山崎 借金はすべて「悪い借金」ではなくて、使い道が十分に合理的で、借り入れる際の金利が低ければ「いい借金」と言える。

 例えば、高すぎない家を買うときに組む住宅ローンはいい借金。企業が設備投資をすればもうかるという見通しがあればいい借金。でも、カードローンでお金を借りて、15%もの金利を払うのは悪い借金だと思う。それを知ることができただけでも、違う世界を見ることができたといえるのかもしれない。

――投資クラブ活動を続けていく中で、これからいろいろな発見がありそうですね。では、山崎さんに聞いてみたいことはありますか。

大塚 投資と投機といいますが、投機をどう捉えていますか?

山崎 投機は、ゲームとして楽しむのならいいけれど、稼ぐための手段ではないと思うといい。投機に参加することは、人間の精神活動としては高度だと思うし、博打をやってみたけどうまくいかないときの心理は経験しておくべき。日本にカジノができたら、子どもが成人したときに連れて行こうと思っているんだ。ギャンブルはたしなむべきもの。

 私が楽天証券に勤めていなければ、遊びで株のデイトレやFXをやっていると思うけれど、今は立場上できないので、競馬をやっているわけ。この中で競馬をやる人は?

西河 競馬はゼロサム(一方が利益を得たら、もう一方は損をして、全体としてはプラスマイナスゼロになること)ですらないのでやりません。

――ゼロサムですらないって、どういうことですか。

 競馬好きな山崎元

山崎 競馬の控除率を25%とすると、1万円馬券を買うと2,500円の損が期待される。2,500円で映画を見るのと日本ダービーを見るのとではどちらが楽しい? 1日のレースで1万円の馬券を買うと、1カ月8回の開催で8万円を投じることになり、期待値として2万円の損になる。その金額が教養娯楽費として適切だろうか?

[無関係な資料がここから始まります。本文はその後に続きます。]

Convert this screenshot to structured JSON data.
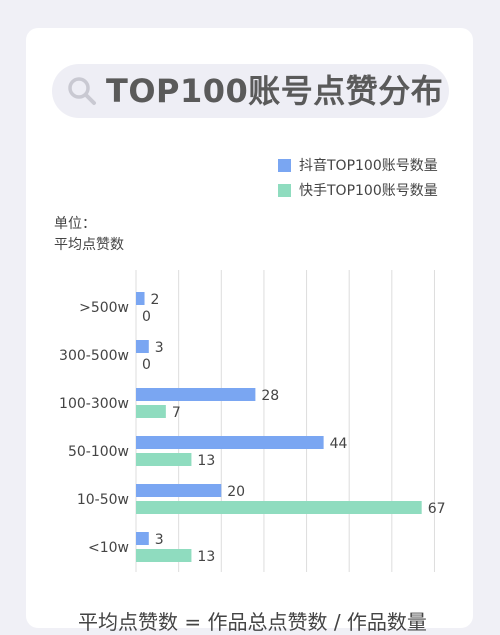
{
  "header": {
    "title": "TOP100账号点赞分布",
    "icon": "search-icon"
  },
  "legend": {
    "douyin": "抖音TOP100账号数量",
    "kuaishou": "快手TOP100账号数量"
  },
  "unit": {
    "line1": "单位：",
    "line2": "平均点赞数"
  },
  "footer": {
    "text": "平均点赞数 = 作品总点赞数 / 作品数量"
  },
  "colors": {
    "douyin": "#7aa6f2",
    "kuaishou": "#8fdcbf",
    "grid": "#dddddd"
  },
  "chart_data": {
    "type": "bar",
    "orientation": "horizontal",
    "categories": [
      ">500w",
      "300-500w",
      "100-300w",
      "50-100w",
      "10-50w",
      "<10w"
    ],
    "series": [
      {
        "name": "抖音TOP100账号数量",
        "values": [
          2,
          3,
          28,
          44,
          20,
          3
        ]
      },
      {
        "name": "快手TOP100账号数量",
        "values": [
          0,
          0,
          7,
          13,
          67,
          13
        ]
      }
    ],
    "xlim": [
      0,
      70
    ],
    "grid": true,
    "legend_position": "top-right",
    "data_labels": true
  }
}
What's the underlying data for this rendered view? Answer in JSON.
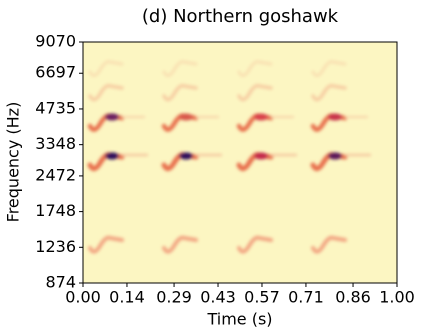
{
  "chart_data": {
    "type": "spectrogram",
    "title": "(d) Northern goshawk",
    "x_label": "Time (s)",
    "y_label": "Frequency (Hz)",
    "xlim": [
      0,
      1
    ],
    "xticks": [
      {
        "value": 0,
        "label": "0.00"
      },
      0.14,
      0.29,
      0.43,
      0.57,
      0.71,
      0.86,
      {
        "value": 1,
        "label": "1.00"
      }
    ],
    "ylim": [
      874,
      9070
    ],
    "yscale": "log",
    "yticks": [
      874,
      1236,
      1748,
      2472,
      3348,
      4735,
      6697,
      9070
    ],
    "background": "#fcf6c2"
  }
}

 さらに投じた8万円を全額すっても生活に支障がないか? 競馬はゼロサムですらないけれど、私は映画より日本ダービーのほうが楽しいし、2万円は教養娯楽費として適切だと思うし、8万円を失っても生活はできる。だから、1日1万円くらい馬券を買ってもいいと思っているのです。

今後、投資の世界はどうなるのか

西河 トレードの世界にAI(人工知能)が導入され始め、トレーダーが減っているといわれています。AIは投資家には脅威ですか。

山崎 AIは疲れることなく24時間ルール通りにトレードするし、ミスをすることもない。しかも速い。そのため、ポジションをとるトレーダーは減っています。でも個人投資家がAIの影響を受けるかというと、それは違う。

 AIは取引の流れのマイクロセコンドくらい前にいて、ちょこっともうけるという作業を延々と繰り返しているだけだから、もしかしたら個人投資家は何ベーシス(1ベーシスポイントは0.01%)かは損をするかもしれないけど、10年20年という長期投資の期間でいうと関係ないし、ポートフォリオを組んでリスクプレミアムを集めていくことに関しては変わることはないと思う。

 ただし、しょっちゅう売り買いをして利益を積み重ねていくプレースタイルのゲームプランはうまくいきにくくなるけどね。

――最後に、山崎さんから後輩たちへ投資のアドバイスをお願いします。

山崎 毎日のニュースを漠然と見るのと、ニュースが株価にどれくらいの影響を与えたかと考えながら見るのとでは、まったく違う。そこで、NYダウと日経平均と為替レートと長期金利くらいは毎日見て、なぜそうなったのかを考えて欲しい。

「日銀総裁があんな発言をしたから、金利が下がって、株価が下がって、円安になったんだ。次はどうなるんだろう。続けて上がることがあるかな、ないのかな」。そんなふうに考える習慣をつけると、ニュースを見ると自動的に脳に経済のスイッチが入るようになるので、ぜひ実践してください。

 それから学生という身分のうちは、人的投資から得るリターンが一番高いはずなので、自分に対する教育投資を一生懸命やって欲しい。一方で、「Agents」に参加して分かったと思うけれど、投資をするとお金が働いてくれるので、リスクプレミアムを長期間にわたって集める戦略で、将来のためのお金を作って欲しい。若いから、集める時間がたっぷりあるからね。